THE HISTORY OF THE UNIVERSE IN ONE YEAR


  Imagine representing the almost 14 000 million years old Universe in just one year of 365 days. The American astrophysicist, writer and popular scientist Carl Sagan also imagined it and tried to accurately set the main milestones in the history of the universe and our particular history on the scale of a year, and this was the result:

- January 1: Big Bang.
- May 1: the Milky Way is formed.
- September 9: the Solar System is formed.

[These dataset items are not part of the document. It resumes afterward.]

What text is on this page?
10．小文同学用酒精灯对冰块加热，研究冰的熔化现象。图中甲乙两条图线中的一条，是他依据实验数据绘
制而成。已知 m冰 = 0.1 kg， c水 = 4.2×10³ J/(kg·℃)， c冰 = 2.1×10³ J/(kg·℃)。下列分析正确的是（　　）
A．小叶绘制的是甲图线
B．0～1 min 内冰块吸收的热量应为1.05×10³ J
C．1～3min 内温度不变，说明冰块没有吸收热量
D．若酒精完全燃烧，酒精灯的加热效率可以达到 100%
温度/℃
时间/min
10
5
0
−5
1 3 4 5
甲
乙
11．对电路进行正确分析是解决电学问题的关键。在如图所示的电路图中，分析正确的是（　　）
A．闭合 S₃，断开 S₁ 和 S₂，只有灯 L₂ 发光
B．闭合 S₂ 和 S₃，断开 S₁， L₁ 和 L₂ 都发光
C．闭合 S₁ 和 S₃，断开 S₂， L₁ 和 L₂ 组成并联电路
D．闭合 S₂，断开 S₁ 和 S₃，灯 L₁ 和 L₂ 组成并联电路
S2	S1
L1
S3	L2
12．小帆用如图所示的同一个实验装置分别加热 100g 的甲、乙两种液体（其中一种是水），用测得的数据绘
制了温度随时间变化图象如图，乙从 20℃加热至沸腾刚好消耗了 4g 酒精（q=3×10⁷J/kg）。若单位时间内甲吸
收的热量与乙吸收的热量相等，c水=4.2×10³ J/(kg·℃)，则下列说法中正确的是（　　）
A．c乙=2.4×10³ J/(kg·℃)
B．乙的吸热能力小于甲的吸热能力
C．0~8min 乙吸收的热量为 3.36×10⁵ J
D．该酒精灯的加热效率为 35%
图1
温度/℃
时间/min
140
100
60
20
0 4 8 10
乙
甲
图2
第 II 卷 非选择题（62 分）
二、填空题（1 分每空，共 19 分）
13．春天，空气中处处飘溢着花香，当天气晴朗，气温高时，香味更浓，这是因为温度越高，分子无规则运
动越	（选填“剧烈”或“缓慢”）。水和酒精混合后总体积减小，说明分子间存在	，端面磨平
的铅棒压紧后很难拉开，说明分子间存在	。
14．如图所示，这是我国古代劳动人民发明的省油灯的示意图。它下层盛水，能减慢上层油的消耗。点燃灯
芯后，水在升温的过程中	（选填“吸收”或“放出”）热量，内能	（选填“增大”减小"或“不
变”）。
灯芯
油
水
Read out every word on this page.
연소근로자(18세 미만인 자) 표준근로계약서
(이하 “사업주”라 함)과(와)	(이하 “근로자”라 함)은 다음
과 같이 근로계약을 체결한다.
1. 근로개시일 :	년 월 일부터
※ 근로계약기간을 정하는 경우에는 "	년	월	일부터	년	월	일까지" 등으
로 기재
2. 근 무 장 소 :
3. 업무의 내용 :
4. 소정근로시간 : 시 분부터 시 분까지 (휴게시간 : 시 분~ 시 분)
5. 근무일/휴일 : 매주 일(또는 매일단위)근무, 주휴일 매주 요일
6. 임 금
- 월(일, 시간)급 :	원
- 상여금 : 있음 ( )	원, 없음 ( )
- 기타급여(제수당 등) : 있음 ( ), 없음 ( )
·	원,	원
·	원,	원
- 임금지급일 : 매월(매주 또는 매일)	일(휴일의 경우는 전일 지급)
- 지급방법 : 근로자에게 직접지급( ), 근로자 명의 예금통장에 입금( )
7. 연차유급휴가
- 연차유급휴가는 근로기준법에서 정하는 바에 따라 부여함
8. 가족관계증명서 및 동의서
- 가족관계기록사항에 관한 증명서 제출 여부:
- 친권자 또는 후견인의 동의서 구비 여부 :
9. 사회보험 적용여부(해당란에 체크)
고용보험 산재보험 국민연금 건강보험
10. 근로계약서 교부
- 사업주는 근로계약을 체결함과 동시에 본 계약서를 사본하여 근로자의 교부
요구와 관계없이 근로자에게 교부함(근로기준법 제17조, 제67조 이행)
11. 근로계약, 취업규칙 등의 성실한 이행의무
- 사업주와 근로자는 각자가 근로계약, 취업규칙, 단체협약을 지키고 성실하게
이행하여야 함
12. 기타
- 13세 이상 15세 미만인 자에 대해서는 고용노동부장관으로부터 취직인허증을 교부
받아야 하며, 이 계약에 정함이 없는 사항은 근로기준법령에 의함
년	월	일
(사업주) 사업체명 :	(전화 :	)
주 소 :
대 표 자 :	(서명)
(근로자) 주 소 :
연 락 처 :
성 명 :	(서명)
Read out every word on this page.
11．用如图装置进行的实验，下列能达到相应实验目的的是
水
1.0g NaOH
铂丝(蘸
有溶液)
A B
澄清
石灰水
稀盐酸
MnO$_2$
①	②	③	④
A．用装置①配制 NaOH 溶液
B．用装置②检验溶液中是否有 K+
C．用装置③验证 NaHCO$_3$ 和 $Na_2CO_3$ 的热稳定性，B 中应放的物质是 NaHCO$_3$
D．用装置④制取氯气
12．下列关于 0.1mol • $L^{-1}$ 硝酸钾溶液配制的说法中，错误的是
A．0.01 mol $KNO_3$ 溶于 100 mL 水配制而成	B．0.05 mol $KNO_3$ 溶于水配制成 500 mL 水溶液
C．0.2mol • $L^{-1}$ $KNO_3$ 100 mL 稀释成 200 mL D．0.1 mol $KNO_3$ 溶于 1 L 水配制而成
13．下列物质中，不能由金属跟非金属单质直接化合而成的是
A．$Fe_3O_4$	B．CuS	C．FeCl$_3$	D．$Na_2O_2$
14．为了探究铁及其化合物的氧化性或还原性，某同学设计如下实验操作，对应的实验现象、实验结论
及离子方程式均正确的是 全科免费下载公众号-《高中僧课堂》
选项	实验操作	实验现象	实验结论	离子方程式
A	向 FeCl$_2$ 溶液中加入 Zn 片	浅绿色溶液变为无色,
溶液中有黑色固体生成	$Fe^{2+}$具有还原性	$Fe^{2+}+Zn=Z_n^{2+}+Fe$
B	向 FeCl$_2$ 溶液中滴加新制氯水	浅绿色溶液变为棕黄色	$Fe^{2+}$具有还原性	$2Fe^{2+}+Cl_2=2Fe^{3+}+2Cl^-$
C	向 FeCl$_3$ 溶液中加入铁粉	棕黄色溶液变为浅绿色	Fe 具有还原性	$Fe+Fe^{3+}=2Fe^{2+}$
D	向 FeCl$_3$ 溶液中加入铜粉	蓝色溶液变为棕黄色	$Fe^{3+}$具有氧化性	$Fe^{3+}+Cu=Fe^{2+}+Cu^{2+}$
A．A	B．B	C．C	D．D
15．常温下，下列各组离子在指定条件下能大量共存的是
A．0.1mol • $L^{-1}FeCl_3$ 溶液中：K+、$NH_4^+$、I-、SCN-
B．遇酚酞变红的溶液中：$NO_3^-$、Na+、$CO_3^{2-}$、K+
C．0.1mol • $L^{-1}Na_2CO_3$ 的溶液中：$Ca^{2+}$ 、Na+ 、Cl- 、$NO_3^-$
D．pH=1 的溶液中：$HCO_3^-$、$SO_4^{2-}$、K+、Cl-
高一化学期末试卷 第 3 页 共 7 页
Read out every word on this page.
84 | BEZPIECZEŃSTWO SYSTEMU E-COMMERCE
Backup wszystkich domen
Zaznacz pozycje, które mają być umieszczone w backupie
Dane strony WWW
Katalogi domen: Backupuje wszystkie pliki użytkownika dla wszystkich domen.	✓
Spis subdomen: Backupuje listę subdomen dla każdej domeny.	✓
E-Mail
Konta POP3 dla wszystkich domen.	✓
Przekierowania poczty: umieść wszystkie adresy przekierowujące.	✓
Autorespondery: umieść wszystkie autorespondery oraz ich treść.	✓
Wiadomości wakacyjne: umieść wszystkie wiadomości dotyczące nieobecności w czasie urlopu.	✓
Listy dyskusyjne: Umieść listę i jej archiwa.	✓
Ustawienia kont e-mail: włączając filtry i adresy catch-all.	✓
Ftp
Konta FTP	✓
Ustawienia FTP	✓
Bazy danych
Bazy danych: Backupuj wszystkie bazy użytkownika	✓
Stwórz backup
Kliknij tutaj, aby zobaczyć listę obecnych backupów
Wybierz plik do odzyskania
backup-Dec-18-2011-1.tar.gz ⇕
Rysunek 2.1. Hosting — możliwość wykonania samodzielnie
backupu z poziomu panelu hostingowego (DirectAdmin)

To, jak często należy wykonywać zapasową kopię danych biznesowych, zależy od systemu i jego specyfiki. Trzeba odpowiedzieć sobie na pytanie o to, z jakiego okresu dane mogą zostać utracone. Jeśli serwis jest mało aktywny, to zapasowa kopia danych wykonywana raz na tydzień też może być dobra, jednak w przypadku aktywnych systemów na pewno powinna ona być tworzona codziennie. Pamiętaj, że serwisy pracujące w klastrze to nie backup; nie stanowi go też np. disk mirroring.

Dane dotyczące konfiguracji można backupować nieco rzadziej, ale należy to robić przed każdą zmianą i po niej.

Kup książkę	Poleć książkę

- September 14: Earth is formed.
- September 25: the oldest known rocks on Earth are formed.
- October 2: life on Earth begins.
- December 1: the oxygen atmosphere begins to develop.
- December 17: the first invertebrates appear.
- December 19: vertebrates appear.
- December 20: plants begin to populate most of the Earth.
- December 21: insects appear, animals begin to dominate the Earth.
- December 22: amphibians and winged insects appear.
- December 23: trees and reptiles appear.
- December 24: dinosaurs appear.
- December 26: the first mammals appear.
- December 27: the first birds and the first flowers appear.
- December 28: Mass extinction of the Cretaceous-Tertiary, many life forms died, including dinosaurs.
- December 9: the first primates appear.
- December 30: first evolution of the primate brain, hominids appear.
- December 31, 1:30 pm: the ancestors of apes and men arise.
- December 31, 10:30 pm: the first human beings appear.
- December 31, 11:00 pm: first use of stone tools.
- December 31, 11:46 pm: the domestication of fire.
- December 31, 11:56 pm: most recent glacial period.
- December 31, 11:59 pm: the first known rock painting is done in Europe.
- December 31, 11:59:20 pm: agriculture begins to be practiced.
- December 31, 11:59:50 pm: end of prehistory.
- December 31, 11:59:56 pm: first Greek Olympic Games, beginning of the Roman Empire.
- December 31, 11:59:57 pm: Fall of Rome, first Muslim conquests.
- December 31, 11:59:59 pm: Columbus arrives in America, the Renaissance in Europe.
- December 31, 12:00 pm: Beginning of modern culture, the development of science and technology, the French Revolution, the First World War, World War II, the Apollo reaches the Moon, the rise of the Internet.